Using Motion Detection To Wake Up Embedded System – A Practical Example

February 2, 2016

Put the embedded system into sleep while not in use is a must have for any battery powered applications.The tricky part is how to wake up the system if it has no peripherals, such as switch, to interact with. Using motion detection to wake up the system is a natural choice.
The example demonstrated here uses a digital accelerometer via I2C interface for motion detection. The accelerometer is configured to generate interrupts after motion is detected. The motion interrupt then wakes up the system from the deep sleep mode.
The following hardware, software and system configurations are used in the project. The custom KL03Z board is designed by Embedded Masters, other parts not used in the demo are not mentioned here. EFM32 Giant Gecko board and Simplicity Studio is optional and only used for Power/Energy Profiler.

Hardware Description
Freescale Kinetis Custom Board KL03Z MCU (Cortex-M0+ 48MHz, 32KB flash, 2 KB SRAM)
MMA8652 3-Axis 12-bit Digital Accelerometer
RGB LEDs
Silicon Labs EFM32 Giant Gecko (STK3700) Run Power/Energy Profiler
Segger JLink Debugger Program and/or Debug Kinetics MCU based hardware
Software Description
Freescale KDS 3.0 Freescale Kinetis MCU Eclipse IDE
Freescale KSDK 1.3 Kinetis SDK
Silicon Labs Simplicity Studio v3 Run Power/Energy Profiler
System Configuration Description
LPO Internal low power oscillator(1000Hz) works in very low power/leakage modes
LPTMR Low power timer with prescaler 3 to accommodate timer period up to 17.6 minutes
Clocking by LPO
I2C Baud rate 100Hz
MMA8652 Configured in Free-fall/Motion detection mode
Enable motion detection interrupt 2
Route motion detection interrupt 2 pin to PTB0 per KL03Z datasheet
PMC (Power Management Controller) VLPR (Very Low Power Run) mode while the system is up
VLPS (Very Low Power Stop) mode while in deep sleep
LLWU (Low Leakage Wakeup Unit) Route LLWU wake-up source pin P4 to MMA interrupt 2 pin
RGB LEDs Active-low

The key is to configure MMA8652 motion detection interrupt 2 and LLWU P4 to share the same pin such that the motion detection becomes the wake-up source. The following picture shows the KL03Z data sheet about how pins are assigned.

Pin Assignment

This is the application code blinks red and green LEDs 5 times before entering the sleep mode, and blinks blue LED once after waking up.

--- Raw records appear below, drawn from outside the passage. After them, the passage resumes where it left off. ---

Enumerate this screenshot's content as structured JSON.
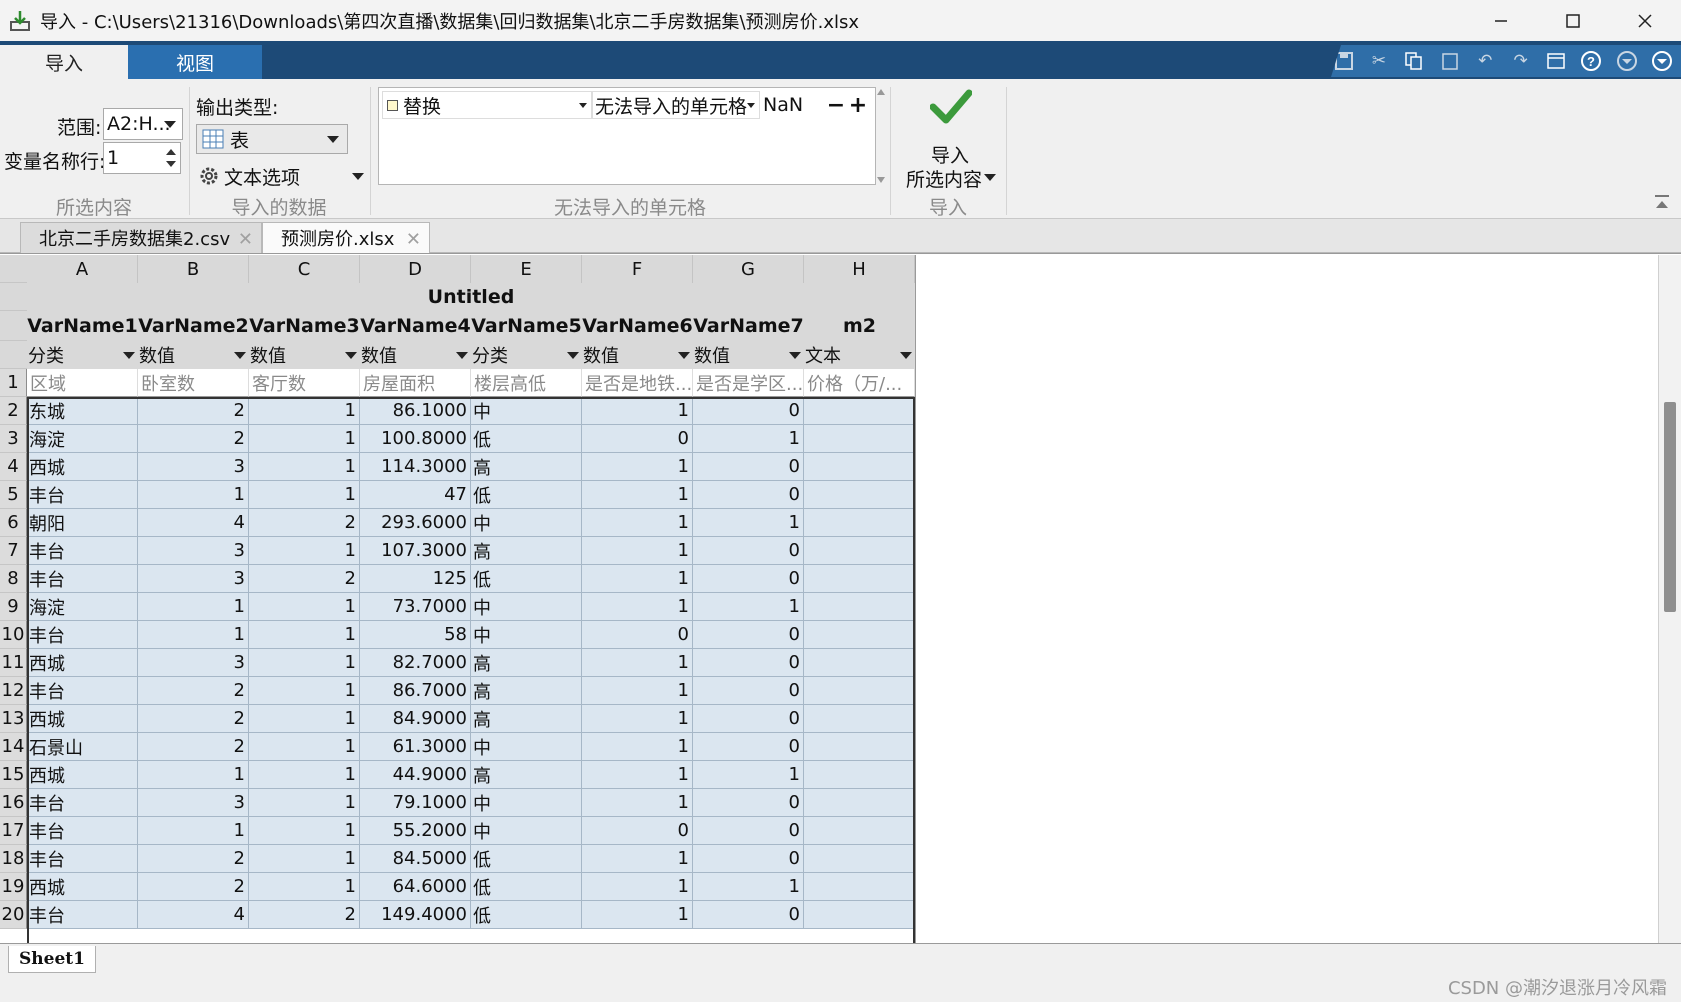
{
  "window": {
    "title": "导入 - C:\\Users\\21316\\Downloads\\第四次直播\\数据集\\回归数据集\\北京二手房数据集\\预测房价.xlsx"
  },
  "ribbon_tabs": [
    "导入",
    "视图"
  ],
  "selection": {
    "range_label": "范围:",
    "range_value": "A2:H...",
    "varname_row_label": "变量名称行:",
    "varname_row_value": "1",
    "group_label": "所选内容"
  },
  "import_data": {
    "output_type_label": "输出类型:",
    "output_type_value": "表",
    "text_options_label": "文本选项",
    "group_label": "导入的数据"
  },
  "unimportable": {
    "rule_action": "替换",
    "rule_target": "无法导入的单元格",
    "rule_value": "NaN",
    "minus": "−",
    "plus": "+",
    "group_label": "无法导入的单元格"
  },
  "import_action": {
    "label_line1": "导入",
    "label_line2": "所选内容",
    "group_label": "导入"
  },
  "doc_tabs": [
    "北京二手房数据集2.csv",
    "预测房价.xlsx"
  ],
  "sheet": {
    "table_name": "Untitled",
    "column_letters": [
      "A",
      "B",
      "C",
      "D",
      "E",
      "F",
      "G",
      "H"
    ],
    "var_names": [
      "VarName1",
      "VarName2",
      "VarName3",
      "VarName4",
      "VarName5",
      "VarName6",
      "VarName7",
      "m2"
    ],
    "var_types": [
      "分类",
      "数值",
      "数值",
      "数值",
      "分类",
      "数值",
      "数值",
      "文本"
    ],
    "header_row": [
      "区域",
      "卧室数",
      "客厅数",
      "房屋面积",
      "楼层高低",
      "是否是地铁...",
      "是否是学区...",
      "价格（万/..."
    ],
    "rows": [
      [
        "东城",
        "2",
        "1",
        "86.1000",
        "中",
        "1",
        "0",
        ""
      ],
      [
        "海淀",
        "2",
        "1",
        "100.8000",
        "低",
        "0",
        "1",
        ""
      ],
      [
        "西城",
        "3",
        "1",
        "114.3000",
        "高",
        "1",
        "0",
        ""
      ],
      [
        "丰台",
        "1",
        "1",
        "47",
        "低",
        "1",
        "0",
        ""
      ],
      [
        "朝阳",
        "4",
        "2",
        "293.6000",
        "中",
        "1",
        "1",
        ""
      ],
      [
        "丰台",
        "3",
        "1",
        "107.3000",
        "高",
        "1",
        "0",
        ""
      ],
      [
        "丰台",
        "3",
        "2",
        "125",
        "低",
        "1",
        "0",
        ""
      ],
      [
        "海淀",
        "1",
        "1",
        "73.7000",
        "中",
        "1",
        "1",
        ""
      ],
      [
        "丰台",
        "1",
        "1",
        "58",
        "中",
        "0",
        "0",
        ""
      ],
      [
        "西城",
        "3",
        "1",
        "82.7000",
        "高",
        "1",
        "0",
        ""
      ],
      [
        "丰台",
        "2",
        "1",
        "86.7000",
        "高",
        "1",
        "0",
        ""
      ],
      [
        "西城",
        "2",
        "1",
        "84.9000",
        "高",
        "1",
        "0",
        ""
      ],
      [
        "石景山",
        "2",
        "1",
        "61.3000",
        "中",
        "1",
        "0",
        ""
      ],
      [
        "西城",
        "1",
        "1",
        "44.9000",
        "高",
        "1",
        "1",
        ""
      ],
      [
        "丰台",
        "3",
        "1",
        "79.1000",
        "中",
        "1",
        "0",
        ""
      ],
      [
        "丰台",
        "1",
        "1",
        "55.2000",
        "中",
        "0",
        "0",
        ""
      ],
      [
        "丰台",
        "2",
        "1",
        "84.5000",
        "低",
        "1",
        "0",
        ""
      ],
      [
        "西城",
        "2",
        "1",
        "64.6000",
        "低",
        "1",
        "1",
        ""
      ],
      [
        "丰台",
        "4",
        "2",
        "149.4000",
        "低",
        "1",
        "0",
        ""
      ]
    ],
    "sheet_tab": "Sheet1"
  },
  "watermark": "CSDN @潮汐退涨月冷风霜",
  "colors": {
    "ribbon_dark": "#1d4a77",
    "tab_active_blue": "#2a6fb0",
    "cell_selected": "#dbe6f0",
    "check_green": "#3c9a3c"
  }
}
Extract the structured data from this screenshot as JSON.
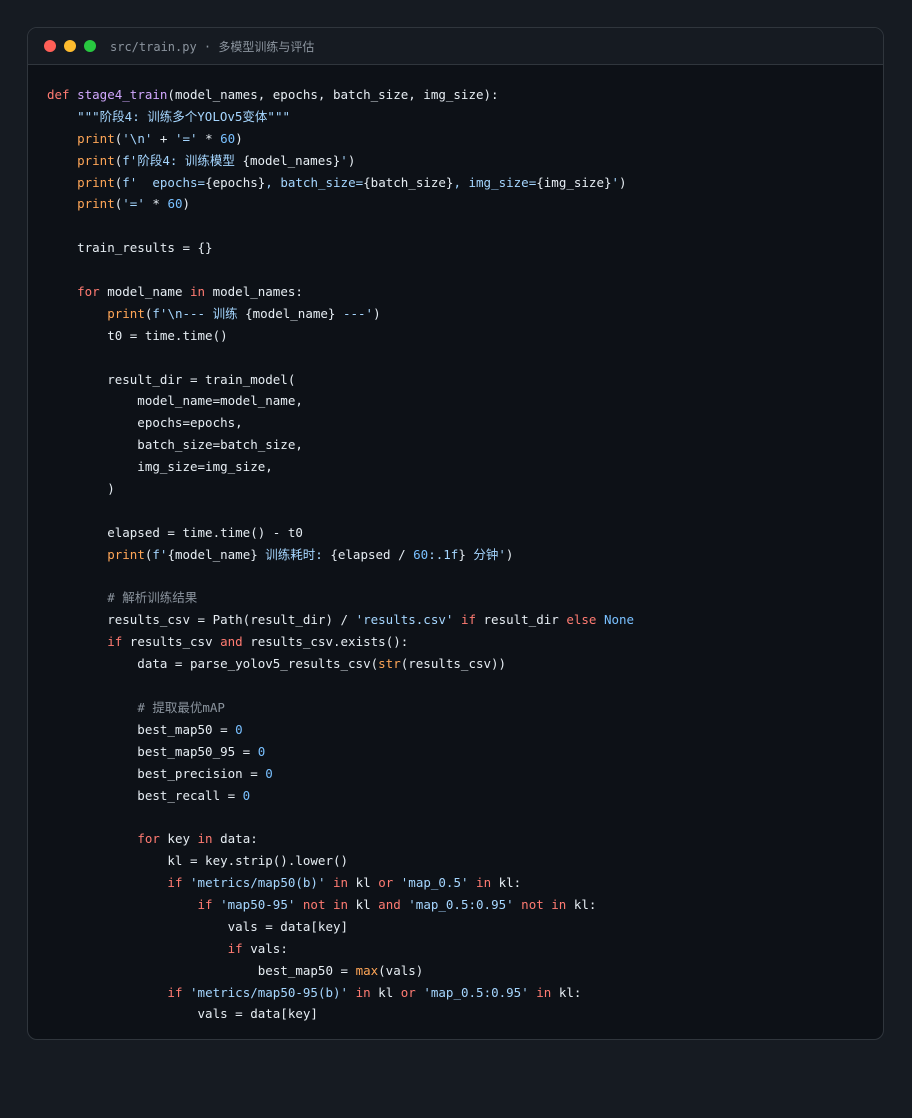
{
  "window": {
    "title": "src/train.py · 多模型训练与评估",
    "controls": [
      "close",
      "minimize",
      "maximize"
    ]
  },
  "colors": {
    "background": "#161b22",
    "editor_bg": "#0d1117",
    "keyword": "#ff7b72",
    "function": "#d2a8ff",
    "string": "#a5d6ff",
    "number": "#79c0ff",
    "builtin": "#ffa657",
    "comment": "#8b949e",
    "text": "#e6edf3"
  },
  "code_lines": [
    [
      [
        "kw",
        "def"
      ],
      [
        "pl",
        " "
      ],
      [
        "fn",
        "stage4_train"
      ],
      [
        "pl",
        "(model_names, epochs, batch_size, img_size):"
      ]
    ],
    [
      [
        "pl",
        "    "
      ],
      [
        "str",
        "\"\"\"阶段4: 训练多个YOLOv5变体\"\"\""
      ]
    ],
    [
      [
        "pl",
        "    "
      ],
      [
        "bi",
        "print"
      ],
      [
        "pl",
        "("
      ],
      [
        "str",
        "'\\n'"
      ],
      [
        "pl",
        " + "
      ],
      [
        "str",
        "'='"
      ],
      [
        "pl",
        " * "
      ],
      [
        "num",
        "60"
      ],
      [
        "pl",
        ")"
      ]
    ],
    [
      [
        "pl",
        "    "
      ],
      [
        "bi",
        "print"
      ],
      [
        "pl",
        "("
      ],
      [
        "str",
        "f'阶段4: 训练模型 "
      ],
      [
        "pl",
        "{model_names}"
      ],
      [
        "str",
        "'"
      ],
      [
        "pl",
        ")"
      ]
    ],
    [
      [
        "pl",
        "    "
      ],
      [
        "bi",
        "print"
      ],
      [
        "pl",
        "("
      ],
      [
        "str",
        "f'  epochs="
      ],
      [
        "pl",
        "{epochs}"
      ],
      [
        "str",
        ", batch_size="
      ],
      [
        "pl",
        "{batch_size}"
      ],
      [
        "str",
        ", img_size="
      ],
      [
        "pl",
        "{img_size}"
      ],
      [
        "str",
        "'"
      ],
      [
        "pl",
        ")"
      ]
    ],
    [
      [
        "pl",
        "    "
      ],
      [
        "bi",
        "print"
      ],
      [
        "pl",
        "("
      ],
      [
        "str",
        "'='"
      ],
      [
        "pl",
        " * "
      ],
      [
        "num",
        "60"
      ],
      [
        "pl",
        ")"
      ]
    ],
    [],
    [
      [
        "pl",
        "    train_results = {}"
      ]
    ],
    [],
    [
      [
        "pl",
        "    "
      ],
      [
        "kw",
        "for"
      ],
      [
        "pl",
        " model_name "
      ],
      [
        "kw",
        "in"
      ],
      [
        "pl",
        " model_names:"
      ]
    ],
    [
      [
        "pl",
        "        "
      ],
      [
        "bi",
        "print"
      ],
      [
        "pl",
        "("
      ],
      [
        "str",
        "f'\\n--- 训练 "
      ],
      [
        "pl",
        "{model_name}"
      ],
      [
        "str",
        " ---'"
      ],
      [
        "pl",
        ")"
      ]
    ],
    [
      [
        "pl",
        "        t0 = time.time()"
      ]
    ],
    [],
    [
      [
        "pl",
        "        result_dir = train_model("
      ]
    ],
    [
      [
        "pl",
        "            model_name=model_name,"
      ]
    ],
    [
      [
        "pl",
        "            epochs=epochs,"
      ]
    ],
    [
      [
        "pl",
        "            batch_size=batch_size,"
      ]
    ],
    [
      [
        "pl",
        "            img_size=img_size,"
      ]
    ],
    [
      [
        "pl",
        "        )"
      ]
    ],
    [],
    [
      [
        "pl",
        "        elapsed = time.time() - t0"
      ]
    ],
    [
      [
        "pl",
        "        "
      ],
      [
        "bi",
        "print"
      ],
      [
        "pl",
        "("
      ],
      [
        "str",
        "f'"
      ],
      [
        "pl",
        "{model_name}"
      ],
      [
        "str",
        " 训练耗时: "
      ],
      [
        "pl",
        "{elapsed / "
      ],
      [
        "num",
        "60"
      ],
      [
        "str",
        ":.1f"
      ],
      [
        "pl",
        "}"
      ],
      [
        "str",
        " 分钟'"
      ],
      [
        "pl",
        ")"
      ]
    ],
    [],
    [
      [
        "pl",
        "        "
      ],
      [
        "com",
        "# 解析训练结果"
      ]
    ],
    [
      [
        "pl",
        "        results_csv = Path(result_dir) / "
      ],
      [
        "str",
        "'results.csv'"
      ],
      [
        "pl",
        " "
      ],
      [
        "kw",
        "if"
      ],
      [
        "pl",
        " result_dir "
      ],
      [
        "kw",
        "else"
      ],
      [
        "pl",
        " "
      ],
      [
        "const",
        "None"
      ]
    ],
    [
      [
        "pl",
        "        "
      ],
      [
        "kw",
        "if"
      ],
      [
        "pl",
        " results_csv "
      ],
      [
        "kw",
        "and"
      ],
      [
        "pl",
        " results_csv.exists():"
      ]
    ],
    [
      [
        "pl",
        "            data = parse_yolov5_results_csv("
      ],
      [
        "bi",
        "str"
      ],
      [
        "pl",
        "(results_csv))"
      ]
    ],
    [],
    [
      [
        "pl",
        "            "
      ],
      [
        "com",
        "# 提取最优mAP"
      ]
    ],
    [
      [
        "pl",
        "            best_map50 = "
      ],
      [
        "num",
        "0"
      ]
    ],
    [
      [
        "pl",
        "            best_map50_95 = "
      ],
      [
        "num",
        "0"
      ]
    ],
    [
      [
        "pl",
        "            best_precision = "
      ],
      [
        "num",
        "0"
      ]
    ],
    [
      [
        "pl",
        "            best_recall = "
      ],
      [
        "num",
        "0"
      ]
    ],
    [],
    [
      [
        "pl",
        "            "
      ],
      [
        "kw",
        "for"
      ],
      [
        "pl",
        " key "
      ],
      [
        "kw",
        "in"
      ],
      [
        "pl",
        " data:"
      ]
    ],
    [
      [
        "pl",
        "                kl = key.strip().lower()"
      ]
    ],
    [
      [
        "pl",
        "                "
      ],
      [
        "kw",
        "if"
      ],
      [
        "pl",
        " "
      ],
      [
        "str",
        "'metrics/map50(b)'"
      ],
      [
        "pl",
        " "
      ],
      [
        "kw",
        "in"
      ],
      [
        "pl",
        " kl "
      ],
      [
        "kw",
        "or"
      ],
      [
        "pl",
        " "
      ],
      [
        "str",
        "'map_0.5'"
      ],
      [
        "pl",
        " "
      ],
      [
        "kw",
        "in"
      ],
      [
        "pl",
        " kl:"
      ]
    ],
    [
      [
        "pl",
        "                    "
      ],
      [
        "kw",
        "if"
      ],
      [
        "pl",
        " "
      ],
      [
        "str",
        "'map50-95'"
      ],
      [
        "pl",
        " "
      ],
      [
        "kw",
        "not in"
      ],
      [
        "pl",
        " kl "
      ],
      [
        "kw",
        "and"
      ],
      [
        "pl",
        " "
      ],
      [
        "str",
        "'map_0.5:0.95'"
      ],
      [
        "pl",
        " "
      ],
      [
        "kw",
        "not in"
      ],
      [
        "pl",
        " kl:"
      ]
    ],
    [
      [
        "pl",
        "                        vals = data[key]"
      ]
    ],
    [
      [
        "pl",
        "                        "
      ],
      [
        "kw",
        "if"
      ],
      [
        "pl",
        " vals:"
      ]
    ],
    [
      [
        "pl",
        "                            best_map50 = "
      ],
      [
        "bi",
        "max"
      ],
      [
        "pl",
        "(vals)"
      ]
    ],
    [
      [
        "pl",
        "                "
      ],
      [
        "kw",
        "if"
      ],
      [
        "pl",
        " "
      ],
      [
        "str",
        "'metrics/map50-95(b)'"
      ],
      [
        "pl",
        " "
      ],
      [
        "kw",
        "in"
      ],
      [
        "pl",
        " kl "
      ],
      [
        "kw",
        "or"
      ],
      [
        "pl",
        " "
      ],
      [
        "str",
        "'map_0.5:0.95'"
      ],
      [
        "pl",
        " "
      ],
      [
        "kw",
        "in"
      ],
      [
        "pl",
        " kl:"
      ]
    ],
    [
      [
        "pl",
        "                    vals = data[key]"
      ]
    ]
  ]
}
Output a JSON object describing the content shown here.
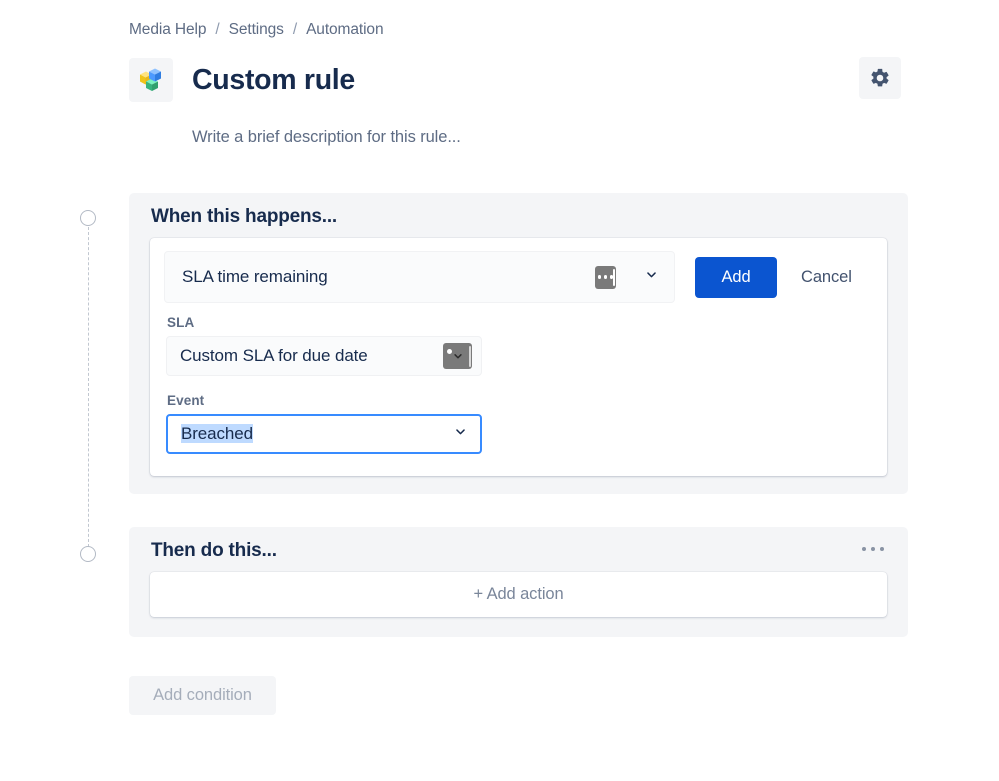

Wakeup source is a 5 second timer and/or motion detection.

Application Code
/*!
 *  @brief Enter deep sleep mode, and use timer/motion detection to wakeup
 */
void enter_sleep()
{
    /*  Step 0 - Init MMA */
    mma8652_init( &i2c_devices, 0 );
    /* Step 1 - enable LPO timer to make it another wake up source (5s) */
    timer_set_period( 5*1000, true );

    /* Step 2 - Enable motion detection interrupt */
    enable_motion_interrupt( true );

    /* Step 3 - Switch to deep sleep mode VLPS */
    /* Using motion detection/timer as the wakeup sources */
    pmc_sleep( true, true );

    /* Step 4 - Exiting sleep mode */
    /* timer is reenabled by pmc_sleep call */
    /* disable motion detection interrupt */
    enable_motion_interrupt( false );
}

/*!
* @brief Main routine
*/
void main (void)
{
    hardware_init();
    /* initialize peripherals */
    peripheral_init();

    while(1)
    {
        for(int i=0; i<5; i++ )
        {
            LED1_ON;
            LED2_ON;
            delay100ms(1);
            LED2_OFF;
            delay100ms(1);
            LED1_OFF;
            delay100ms(1);
        }

        enter_sleep();
        LED3_ON;
        delay100ms(2);
        LED3_OFF;
        delay100ms(5);
    }
}

The following screenshot is taken from Simplicity Studio/Energy Profiler running session. It clearly indicates the system behavior and power consumption.
Power Profiler

This video clip shows the complete running, including power profiling process.

After much efforts, include working with Freescale FAE and applying some tricks listed in chip’s errata, the system consumes about 10uA while in sleep in VLPS mode.